En effet, il faut mettre des mots sur des maux pour avancer en termes de liberté car il y a beaucoup à dire sur le sujet.

-Lorsque vous dirigiez le magazine Femmes du Maroc, le combat féministe était très dynamique mais depuis une dizaine d’année, il s’est essoufflé, est-ce la faute de l’intermède PJD ?

-Si cette donnée a dû jouer dans l’essoufflement du combat, la réforme du code de la famille n’a pas complètement touché à plusieurs dossiers importants d’ordre patriarcal comme ceux de la polygamie, de l’héritage.

Il y a eu quelques avancées dans le contrat de mariage qui énonce que les conjoints se doivent respect mutuel alors qu’auparavant la femme devait obéissance à son mari et déférence à ses beaux-parents et, bien sûr, le droit au divorce pour les femmes même en y laissant des plumes.

-Dès l’adoption du code de la famille en 2004, on a l’impression que le combat s’est arrêté ?

-C’est vrai car la véritable priorité des femmes est devenue l’application des nouvelles mesures qui était très difficile sur le terrain, notamment pour le mariage des mineures qui peut toujours être contourné.

-Que faites-vous concrètement pour remédier à ce genre de scandale ?

-Étant une journaliste sensibilisée aux questions d’égalité, de genre et de parité, je milite à travers un média et pas dans les associations pour garder ma neutralité et ma liberté de questionner.

Dans FDM, nous avions réussi à devenir une espèce d’arbitre neutre pour faire avancer la cause féminine.
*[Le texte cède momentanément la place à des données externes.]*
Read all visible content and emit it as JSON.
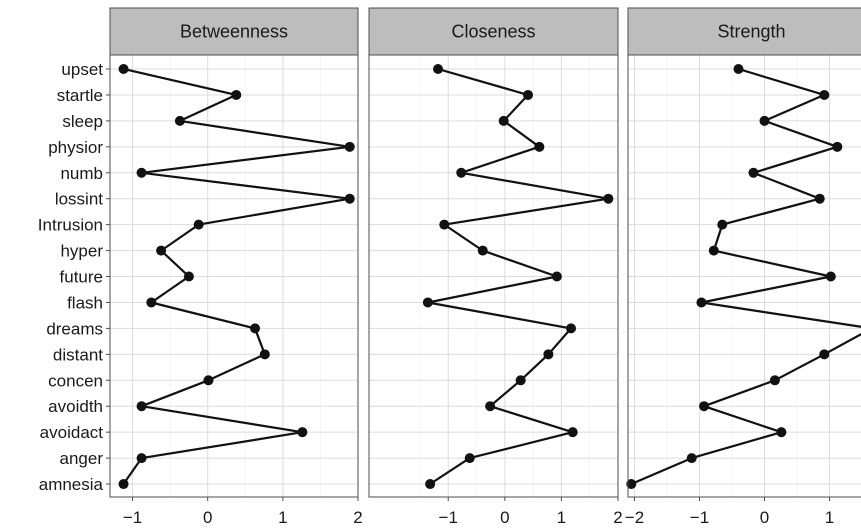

Ce n’est plus la même priorité de la presse aujourd'hui mais des militantes 2.0 sur les réseaux sociaux.

-Cet activisme 2.0 vous rend optimiste ?

-Ce qui me rendrait vraiment optimiste serait plutôt une sorte d’association entre les anciennes militantes et les nouvelles générations connectées qui ont beaucoup à s’apporter, aussi bien, en termes de repères sur le terrain que de nouvelles méthodes de communication.

-Sachant que la gauche a déserté cette cause, est-ce que le salut ne viendra pas du Roi ?

-Il est en effet regrettable de ne plus rien pouvoir attendre de certains partis politiques comme le PPS ou l’USFP qui étaient très actifs et à la pointe du combat féministe dans leur associations satellites.

Aujourd’hui, le code de la famille est en réalité un code de l’épouse qui possède des droits tant qu’elle est mariée. Les problèmes commencent au moment du divorce avec la garde des enfants ou du décès de l’époux avec la part d’héritage, sans parler des femmes célibataires qui n’ont aucun droit.

Si les progrès viendront en effet du Souverain, il convient cependant continuer le combat avec un mouvement de fond car on ne peut pas vous accorder quelque chose que vous n’avez pas demandé.

-Avez-vous plus de raisons d’y croire avec la coalition gouvernementale actuelle ?

-J’aimerais en être convaincue mais dans leur programme, ils ont évoqué les femmes uniquement par l’aspect économique. C’est important mais je trouve dérisoire leur objectif de faire travailler 30% des femmes alors que leur taux d’activité actuel est de 17%.

Je me dois cependant de rester optimiste car j’aime beaucoup mon pays même s’il donne, souvent, l’impression de ne pas aimer sa population féminine.